Don't ever ask a woman's age...

Don’t ever ask a woman’s age…

In a series like Sailor Moon which has given us so much trouble when it comes to trying to sort out the time line, it’s refreshing to finally be able to take on a question regarding an age which can actually be answered (… within reason) for once. So just how old is Ikuko Tsukino and – by extension – how old was she when she gave birth to Usagi?

Ikuko is, as implied by her name,1 the quintessential caring mother who isn’t afraid of engaging in a little bit of tough-love in order to get Usagi to actually get around to taking studying seriously. Also implied in her name is the Japanese concept of 教育ママ (kyouiku mama; a mother focused on scholastic achievement), a term which has been around in Japanese culture since at least the 1960s,2 though the concept may be more familiar in the west as a “tiger mother” as popularized in Amy Chua’s book by the same name.3

Usagi's growing up!

Usagi’s growing up!

As for her age, according to an offhand remark Ikuko makes in the manga, we can definitively say that she is 36 years old as of the Sailor Stars arc.4 Similarly, she makes a remark in the anime which puts her age at around her “later 30s,”5 so I would say it’s pretty safe to place her at 36 in both versions of Sailor Moon.

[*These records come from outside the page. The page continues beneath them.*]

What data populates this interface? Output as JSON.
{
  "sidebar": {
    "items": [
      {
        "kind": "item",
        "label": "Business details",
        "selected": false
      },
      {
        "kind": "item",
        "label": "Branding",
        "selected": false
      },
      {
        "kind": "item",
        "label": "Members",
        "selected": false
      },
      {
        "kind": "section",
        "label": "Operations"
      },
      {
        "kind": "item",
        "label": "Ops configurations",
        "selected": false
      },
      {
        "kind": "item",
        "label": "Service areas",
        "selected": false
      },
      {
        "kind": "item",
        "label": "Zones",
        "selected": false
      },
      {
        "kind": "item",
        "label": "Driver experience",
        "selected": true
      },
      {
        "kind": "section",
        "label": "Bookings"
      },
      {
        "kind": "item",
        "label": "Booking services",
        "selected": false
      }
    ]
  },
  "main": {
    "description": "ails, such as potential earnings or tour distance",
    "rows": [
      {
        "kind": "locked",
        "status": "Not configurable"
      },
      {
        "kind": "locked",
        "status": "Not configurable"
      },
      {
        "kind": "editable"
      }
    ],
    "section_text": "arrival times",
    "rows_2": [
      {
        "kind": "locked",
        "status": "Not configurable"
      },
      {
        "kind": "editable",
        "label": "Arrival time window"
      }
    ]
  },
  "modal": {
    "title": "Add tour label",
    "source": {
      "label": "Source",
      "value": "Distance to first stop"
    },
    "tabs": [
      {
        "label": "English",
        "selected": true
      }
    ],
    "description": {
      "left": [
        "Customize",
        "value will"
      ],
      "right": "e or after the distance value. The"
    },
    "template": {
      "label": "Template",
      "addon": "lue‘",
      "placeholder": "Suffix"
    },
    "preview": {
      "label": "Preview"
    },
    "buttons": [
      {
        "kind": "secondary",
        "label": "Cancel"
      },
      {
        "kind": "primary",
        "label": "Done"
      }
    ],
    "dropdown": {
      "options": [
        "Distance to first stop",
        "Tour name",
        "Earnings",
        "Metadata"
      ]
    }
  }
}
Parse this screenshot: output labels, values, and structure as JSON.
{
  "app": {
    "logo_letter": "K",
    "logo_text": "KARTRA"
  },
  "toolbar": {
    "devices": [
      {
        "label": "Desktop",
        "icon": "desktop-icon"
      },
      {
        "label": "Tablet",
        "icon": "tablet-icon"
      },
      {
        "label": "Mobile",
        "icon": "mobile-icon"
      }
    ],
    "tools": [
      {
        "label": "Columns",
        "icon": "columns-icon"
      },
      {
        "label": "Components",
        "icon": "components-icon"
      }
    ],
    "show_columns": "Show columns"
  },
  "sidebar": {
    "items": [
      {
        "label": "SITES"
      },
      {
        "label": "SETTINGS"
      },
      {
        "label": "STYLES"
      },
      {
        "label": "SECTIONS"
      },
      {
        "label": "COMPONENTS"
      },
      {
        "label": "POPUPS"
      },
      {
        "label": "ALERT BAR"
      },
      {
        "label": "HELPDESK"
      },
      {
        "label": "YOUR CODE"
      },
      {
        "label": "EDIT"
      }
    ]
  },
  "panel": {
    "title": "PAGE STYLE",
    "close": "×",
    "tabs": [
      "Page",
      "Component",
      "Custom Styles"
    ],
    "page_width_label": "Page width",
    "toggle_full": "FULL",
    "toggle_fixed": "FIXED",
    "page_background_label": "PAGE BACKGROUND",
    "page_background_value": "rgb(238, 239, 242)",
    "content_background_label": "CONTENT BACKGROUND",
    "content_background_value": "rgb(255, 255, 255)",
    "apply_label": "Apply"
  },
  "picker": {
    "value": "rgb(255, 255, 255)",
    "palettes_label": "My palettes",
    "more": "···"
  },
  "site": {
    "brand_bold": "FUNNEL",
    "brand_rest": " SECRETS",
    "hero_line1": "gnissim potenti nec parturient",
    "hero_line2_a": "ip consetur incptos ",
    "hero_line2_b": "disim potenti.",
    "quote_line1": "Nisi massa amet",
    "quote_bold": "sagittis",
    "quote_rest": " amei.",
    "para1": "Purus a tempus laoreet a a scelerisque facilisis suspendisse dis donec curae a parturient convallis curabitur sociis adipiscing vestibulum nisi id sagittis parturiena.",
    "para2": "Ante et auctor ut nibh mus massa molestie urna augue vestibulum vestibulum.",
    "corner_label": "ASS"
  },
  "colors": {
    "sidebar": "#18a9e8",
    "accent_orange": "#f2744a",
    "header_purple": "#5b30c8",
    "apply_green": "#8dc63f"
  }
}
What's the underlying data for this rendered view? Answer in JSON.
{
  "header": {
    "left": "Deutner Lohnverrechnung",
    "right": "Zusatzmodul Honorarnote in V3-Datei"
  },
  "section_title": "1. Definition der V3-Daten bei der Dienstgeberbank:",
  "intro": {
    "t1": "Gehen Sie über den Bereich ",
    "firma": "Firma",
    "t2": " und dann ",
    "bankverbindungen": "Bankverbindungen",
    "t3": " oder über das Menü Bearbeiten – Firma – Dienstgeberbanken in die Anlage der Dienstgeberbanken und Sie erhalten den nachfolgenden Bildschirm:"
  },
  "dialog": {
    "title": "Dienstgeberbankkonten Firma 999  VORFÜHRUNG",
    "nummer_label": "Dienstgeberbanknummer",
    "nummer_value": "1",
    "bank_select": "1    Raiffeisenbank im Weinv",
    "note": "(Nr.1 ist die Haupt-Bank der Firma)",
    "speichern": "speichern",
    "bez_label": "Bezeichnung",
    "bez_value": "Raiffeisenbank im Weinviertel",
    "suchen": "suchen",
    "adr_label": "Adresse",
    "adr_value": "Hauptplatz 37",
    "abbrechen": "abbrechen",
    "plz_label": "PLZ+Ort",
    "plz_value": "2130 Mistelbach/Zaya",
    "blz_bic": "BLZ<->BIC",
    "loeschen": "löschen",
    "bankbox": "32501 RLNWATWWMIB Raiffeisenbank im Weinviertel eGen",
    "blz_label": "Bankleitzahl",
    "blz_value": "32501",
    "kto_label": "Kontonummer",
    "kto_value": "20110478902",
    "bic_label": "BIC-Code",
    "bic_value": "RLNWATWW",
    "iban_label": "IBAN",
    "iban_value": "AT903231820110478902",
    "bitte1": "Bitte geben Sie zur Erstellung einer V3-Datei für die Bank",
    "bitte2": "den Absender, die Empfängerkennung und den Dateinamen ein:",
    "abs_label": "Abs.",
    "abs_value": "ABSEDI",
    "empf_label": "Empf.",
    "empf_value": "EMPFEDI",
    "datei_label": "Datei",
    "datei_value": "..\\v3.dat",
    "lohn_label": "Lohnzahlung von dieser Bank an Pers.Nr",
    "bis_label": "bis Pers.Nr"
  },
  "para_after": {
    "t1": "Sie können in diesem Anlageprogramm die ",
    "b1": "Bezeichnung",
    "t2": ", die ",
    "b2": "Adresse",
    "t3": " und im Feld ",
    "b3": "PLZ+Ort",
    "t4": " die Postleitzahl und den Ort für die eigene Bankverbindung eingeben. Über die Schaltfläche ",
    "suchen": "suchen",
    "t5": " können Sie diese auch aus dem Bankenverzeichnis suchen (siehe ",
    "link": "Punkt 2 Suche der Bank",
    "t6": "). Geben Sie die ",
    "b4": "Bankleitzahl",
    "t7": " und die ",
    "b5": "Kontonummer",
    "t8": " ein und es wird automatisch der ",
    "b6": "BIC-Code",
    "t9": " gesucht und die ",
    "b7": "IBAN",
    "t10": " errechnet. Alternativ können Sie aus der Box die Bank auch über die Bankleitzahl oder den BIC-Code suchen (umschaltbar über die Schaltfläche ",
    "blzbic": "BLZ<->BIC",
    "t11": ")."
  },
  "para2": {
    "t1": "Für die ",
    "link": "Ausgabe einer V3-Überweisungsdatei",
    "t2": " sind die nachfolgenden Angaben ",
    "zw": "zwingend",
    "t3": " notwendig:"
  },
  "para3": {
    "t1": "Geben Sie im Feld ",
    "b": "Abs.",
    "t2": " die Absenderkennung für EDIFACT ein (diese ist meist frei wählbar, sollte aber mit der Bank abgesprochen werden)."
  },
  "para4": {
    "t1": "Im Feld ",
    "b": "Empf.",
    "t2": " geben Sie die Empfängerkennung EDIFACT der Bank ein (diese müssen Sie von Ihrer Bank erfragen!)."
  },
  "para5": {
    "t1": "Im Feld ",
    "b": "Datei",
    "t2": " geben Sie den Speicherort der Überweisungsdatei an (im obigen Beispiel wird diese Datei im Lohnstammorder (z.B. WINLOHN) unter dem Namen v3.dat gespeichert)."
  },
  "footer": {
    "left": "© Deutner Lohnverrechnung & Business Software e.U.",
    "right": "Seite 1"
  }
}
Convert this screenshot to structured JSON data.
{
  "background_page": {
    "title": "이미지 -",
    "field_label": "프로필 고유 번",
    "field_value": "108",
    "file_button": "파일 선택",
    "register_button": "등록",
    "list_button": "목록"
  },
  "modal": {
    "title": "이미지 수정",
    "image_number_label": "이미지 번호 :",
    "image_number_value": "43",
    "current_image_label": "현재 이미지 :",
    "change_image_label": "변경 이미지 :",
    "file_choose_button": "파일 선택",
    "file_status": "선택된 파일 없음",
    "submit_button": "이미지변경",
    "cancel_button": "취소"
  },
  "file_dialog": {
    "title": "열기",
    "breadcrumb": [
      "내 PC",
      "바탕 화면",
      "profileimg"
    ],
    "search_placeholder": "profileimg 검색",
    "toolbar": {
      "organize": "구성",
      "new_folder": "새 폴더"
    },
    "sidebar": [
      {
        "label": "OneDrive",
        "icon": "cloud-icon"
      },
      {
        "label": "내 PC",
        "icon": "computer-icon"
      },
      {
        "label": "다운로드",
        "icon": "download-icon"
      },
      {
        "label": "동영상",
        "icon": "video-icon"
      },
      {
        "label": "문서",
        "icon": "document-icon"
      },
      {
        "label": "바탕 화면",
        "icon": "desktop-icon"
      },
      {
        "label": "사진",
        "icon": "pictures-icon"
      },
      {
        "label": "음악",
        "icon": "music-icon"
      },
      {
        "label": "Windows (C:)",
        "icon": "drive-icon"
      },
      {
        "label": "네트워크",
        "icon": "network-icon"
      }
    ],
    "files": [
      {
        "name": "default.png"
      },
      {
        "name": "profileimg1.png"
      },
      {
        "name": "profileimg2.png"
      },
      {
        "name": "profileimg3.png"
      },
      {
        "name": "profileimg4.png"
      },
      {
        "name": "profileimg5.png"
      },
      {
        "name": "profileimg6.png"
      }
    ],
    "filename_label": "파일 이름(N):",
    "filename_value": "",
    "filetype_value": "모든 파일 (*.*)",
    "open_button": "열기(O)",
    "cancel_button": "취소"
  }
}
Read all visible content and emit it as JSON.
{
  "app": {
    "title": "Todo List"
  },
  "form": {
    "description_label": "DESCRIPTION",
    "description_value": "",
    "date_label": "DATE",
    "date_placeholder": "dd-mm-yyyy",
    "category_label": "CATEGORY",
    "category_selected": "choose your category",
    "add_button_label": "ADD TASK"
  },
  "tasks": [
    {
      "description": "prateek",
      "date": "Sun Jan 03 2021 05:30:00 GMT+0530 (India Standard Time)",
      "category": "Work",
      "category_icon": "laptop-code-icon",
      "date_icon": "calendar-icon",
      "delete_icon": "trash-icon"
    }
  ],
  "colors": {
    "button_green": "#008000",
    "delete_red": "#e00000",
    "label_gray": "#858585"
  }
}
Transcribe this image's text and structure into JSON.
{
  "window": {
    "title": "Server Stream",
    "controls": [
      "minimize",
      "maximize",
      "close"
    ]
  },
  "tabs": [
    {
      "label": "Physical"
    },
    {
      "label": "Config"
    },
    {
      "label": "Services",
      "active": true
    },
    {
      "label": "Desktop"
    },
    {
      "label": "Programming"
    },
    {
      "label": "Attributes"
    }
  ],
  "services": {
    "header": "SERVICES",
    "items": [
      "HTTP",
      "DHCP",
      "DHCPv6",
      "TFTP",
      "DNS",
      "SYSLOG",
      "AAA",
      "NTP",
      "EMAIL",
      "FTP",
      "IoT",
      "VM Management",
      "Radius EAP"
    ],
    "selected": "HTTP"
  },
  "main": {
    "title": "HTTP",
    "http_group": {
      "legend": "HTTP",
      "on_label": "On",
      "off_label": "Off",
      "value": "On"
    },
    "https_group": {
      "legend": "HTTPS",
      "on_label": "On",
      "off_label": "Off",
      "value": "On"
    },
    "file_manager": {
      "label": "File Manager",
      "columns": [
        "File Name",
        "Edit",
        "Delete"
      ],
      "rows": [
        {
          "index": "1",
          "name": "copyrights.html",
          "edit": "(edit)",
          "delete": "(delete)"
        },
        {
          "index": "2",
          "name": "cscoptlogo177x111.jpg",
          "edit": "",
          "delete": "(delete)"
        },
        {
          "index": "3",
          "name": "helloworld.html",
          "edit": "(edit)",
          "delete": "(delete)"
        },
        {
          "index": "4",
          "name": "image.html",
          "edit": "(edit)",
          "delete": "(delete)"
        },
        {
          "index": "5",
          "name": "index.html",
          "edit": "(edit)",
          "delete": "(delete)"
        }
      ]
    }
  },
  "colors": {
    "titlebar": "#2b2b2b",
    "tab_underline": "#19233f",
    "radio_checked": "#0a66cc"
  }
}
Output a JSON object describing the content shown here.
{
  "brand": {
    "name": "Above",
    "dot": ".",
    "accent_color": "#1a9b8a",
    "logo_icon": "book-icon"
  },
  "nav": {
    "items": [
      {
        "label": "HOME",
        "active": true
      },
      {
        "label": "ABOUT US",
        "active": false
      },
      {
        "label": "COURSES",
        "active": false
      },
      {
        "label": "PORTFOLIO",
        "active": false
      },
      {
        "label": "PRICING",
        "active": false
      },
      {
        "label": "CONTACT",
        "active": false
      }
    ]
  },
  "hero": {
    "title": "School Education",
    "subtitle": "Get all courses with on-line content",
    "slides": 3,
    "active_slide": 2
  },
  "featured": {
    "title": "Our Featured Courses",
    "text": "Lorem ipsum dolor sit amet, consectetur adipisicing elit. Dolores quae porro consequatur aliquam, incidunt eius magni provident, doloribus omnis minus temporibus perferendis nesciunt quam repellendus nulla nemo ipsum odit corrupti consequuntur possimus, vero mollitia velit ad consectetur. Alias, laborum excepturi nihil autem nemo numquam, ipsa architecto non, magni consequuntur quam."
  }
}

If she’s 36 years old when Usagi is first entering high school (and figuring that Usagi is 16 years old at that time), that would put her at around 20 years old when Usagi was born. And I bet you thought Usagi was young when she had ChibiUsa! In 1977, when Usagi was presumably born,6 the average age at the time of first marriage was 27 and 25 for men and women, respectively. As a point of comparison, those numbers are now 31 for men and 29 for women.7

What this does mean, though, is that Ikuko probably did not go to university, though that wasn’t so uncommon in those days. Back in 1977, only around 13% of Japanese women actually went to a four-year university, which is the same rate as that for Japanese men in 1955!8 This is neither a good thing nor a bad thing, but it might be an additional reason behind Ikuko’s motivation for pushing Usagi to study hard (and since Usagi became the Neo Queen of Crystal Tokyo at 22, she very well could have gone to university).

Ikuko and six year old Usagi

Ikuko and six year old Usagi

What’s most interesting for me about all of this is that it shows that Usagi’s family is actually on the younger end of the scale, meaning that Ikuko would probably be a fair bit younger than the parents of all the other Sailor Soldiers (well, except Makoto’s…). From the point of view of education, it also nicely emphasizes exactly how impressive and rare it would have been for Ami’s mother to have been attending medical school at that time!

I really do which that we knew more about the family lives of the other members of the Sailor Team, but I guess I should be happy that at the very least the Tsukino’s were fleshed out as much as they were. I’d love to know just how much of their personalities were actually based on the members of Ms. Takeuchi’s family!

What Weapons Were the Inner Soldiers Supposed to Wield?

The Sailor Team Attacks

The Sailor Team Attacks

One of the interesting key differences about the Outer Sailor Soldiers is that, unlike the Inners, they all have their own weapons / talismans. Even Sailor Moon and Sailor ChibiMoon get on the trend and have their own various sticks, rods, and kaleidoscopes! So why is it that the Inner Sailor Soldiers miss out on this pattern and don’t have their own weapons? The fact of the matter is: it wasn’t always meant to be that way. So what were the Sailor Soldiers armed with?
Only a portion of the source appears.